At the Huawei Connect 2018 conference, apart from announcing a broad full-stack AI strategy, Huawei also talked about upcoming support for on-device training capabilities for its Ascend Lite chipset that is targeted at smartphones supporting 1 to 2 watts (W) of power and AI models of 10 megabytes (MB) and above. In fact, as part of its Ascend chipset portfolio that spans the device, network edge, and cloud, all chipsets above 1 W will support training on the device, which includes Ascend Lite, Mini, and Max.
Although details were not provided, on-device training is part of Huawei’s MindSpore architecture that supports an on-device learning framework. MindSpore is Huawei’s equivalent of TensorFlow, PyTorch, or PaddlePaddle AI frameworks that is tuned and optimized for Huawei’s AI stack that includes application enablement, chip enablement, and chipsets.
MindSpore is a unified training and inference framework that works across the device, edge, and cloud. It is flexible in adapting to different resource budgets and can support edge-cloud collaborative training, as well as machine learning, deep learning, and reinforcement learning.
Huawei did not provide any examples or use cases to support on-device training, but mentioned that it will be launched during 1H 2019. The framework will sit on the device and will take up less than 2 MB of footprint.
Potential On-Device Training Use Cases and Applications
Use cases that are likely to drive on-device training include those that are impacted by privacy, bandwidth cost, and latency issues. Speech recognition, image tagging, face unlocking, and predictive text are all examples of use cases that can employ on-device training today, where a combination of privacy and latency concerns determines edge versus cloud processing.
Future on-device training applications could include personal robots building detailed indoor maps of your house and objects for navigation and other purposes like finding your keys. For mobile on-device training, my personal favorite is an AI avatar of myself that can answer phone calls on my behalf in my own voice via an advanced version of Google Duplex that is trained on my voice. We have yet to scratch the surface on AI edge applications, and the possibilities are endless. AI training at the edge will only accelerate these possibilities and use cases.

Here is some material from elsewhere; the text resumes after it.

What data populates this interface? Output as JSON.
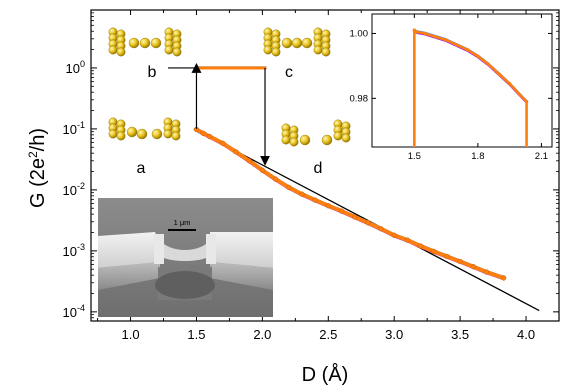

Huawei’s collaborative cloud-edge training solution sounds like Google’s Federated Learning framework. However, it is likely that Huawei is trying to push for improved capabilities for training on the device, with application developers having much more flexibility in defining how they want to run their workloads and how they want to split the training across the cloud, network edge, and device.
The Forecast for AI Application-Specific Integrated Circuit Architectures
Tractica’s Artificial Intelligence for Edge Devices report forecasts that AI edge chipsets, particularly application-specific integrated circuits (ASICs), will support both training and inference on the same chipset around the 2021 time frame. While Huawei’s on-device learning framework looks like a software capability, rather than a chipset capability, we will have to wait and see if Huawei might be accelerating the push toward a pure hardware-based on-device AI, which is driven by tera operations per second (TOPS), rather than software optimization.
Nevertheless, Huawei is already accelerating the push for ASIC architectures dedicated for AI workloads with the announcement of its Ascend chipset portfolio. This is another trend that Tractica covers in the Artificial Intelligence for Edge Devices report, as dedicated AI ASICs seem like a better fit than system-on-a-chip (SoC) accelerator cores like Apple’s Neural Engine or Google Pixel’s Image Processing Unit (IPU), which are likely to run into performance bottlenecks in the future, as AI workloads and applications become more complex, diverse, and mature.
Huawei has already eclipsed Apple in terms of smartphone market share, which means that its Ascend AI portfolio, which will soon be integrated into Huawei’s smartphones, will become an industry leading AI architecture, and possibly a benchmark for Apple and Samsung to follow as they plan their own AI chipset strategies.